Specific issues to resolve in Glasgow for Article 6 include how to prevent two countries counting the same emissions cut, and how new carbon markets might help fund developing countries’ efforts to adapt to climate change, she said. Even if a deal is reached, companies will still be left with the work of cutting their emissions, she added.
Just because a goal is set, “It’s not rainbows and butterflies,” Kizzier said.
DIVISIONS REMAIN
Beyond carbon pricing, leaders are more divided on other topics that will be center stage in Glasgow such as the future role of fossil fuels in the world economy.
For instance, an investor group including PIMCO, State Street Corp and French asset manager Amundi has called on countries to take steps including raising their emissions-reduction commitments and ending fossil subsidies, and there have been separate calls for international banks to stop funding fossil fuel projects.
But energy executives say fossil fuels still have a role to play in the energy transition. New natural gas facilities in emerging markets would produce fewer emissions compared with existing coal-fired generation, said Aaron Padilla, a policy director for the American Petroleum Institute, whose members include big energy companies ExxonMobil Corp, Royal Dutch Shell and Norway’s Equinor.
“There’s still significant room for natural gas especially to displace coal as a source of production,” Padilla said.

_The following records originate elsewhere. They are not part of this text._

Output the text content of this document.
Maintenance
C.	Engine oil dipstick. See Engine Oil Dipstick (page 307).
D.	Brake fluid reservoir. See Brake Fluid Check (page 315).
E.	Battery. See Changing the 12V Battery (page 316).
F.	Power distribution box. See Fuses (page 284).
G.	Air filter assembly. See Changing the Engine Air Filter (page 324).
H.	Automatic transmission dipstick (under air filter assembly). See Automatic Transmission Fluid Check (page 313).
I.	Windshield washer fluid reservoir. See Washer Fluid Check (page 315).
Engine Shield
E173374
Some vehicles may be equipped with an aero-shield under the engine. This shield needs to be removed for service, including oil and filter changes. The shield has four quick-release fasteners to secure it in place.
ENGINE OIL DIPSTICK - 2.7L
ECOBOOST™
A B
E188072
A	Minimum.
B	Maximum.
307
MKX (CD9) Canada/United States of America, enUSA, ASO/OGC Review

Financial companies face their own pressures. Companies with a combined $90 trillion in assets known as the Glasgow Financial Alliance for Net Zero have called for governments to set broad net-zero targets, for instance, and to price emissions.
But the group includes banks that still back fossil fuel projects, drawing criticism that they and the alliance’s chair, U.N. special envoy Mark Carney, are missing a chance to force harder action. Richard Brooks, climate finance director for the activist group Stand.earth https://www.stand.earth, said more should follow the example of France’s Banque Postale, which said it would stop serving the oil and gas sectors outright by 2030.
“Many of the banks who are part of the alliance are getting kudos and green cover but not changing their day-to-day financial practices,” Brooks said.
Asked about the criticism, Carney said in an emailed statement that member banks must set interim 2030 carbon reduction targets and decarbonization plans. “GFANZ has launched an ambitious body of work to accelerate implementation and action, which will be outlined at COP26,” he said.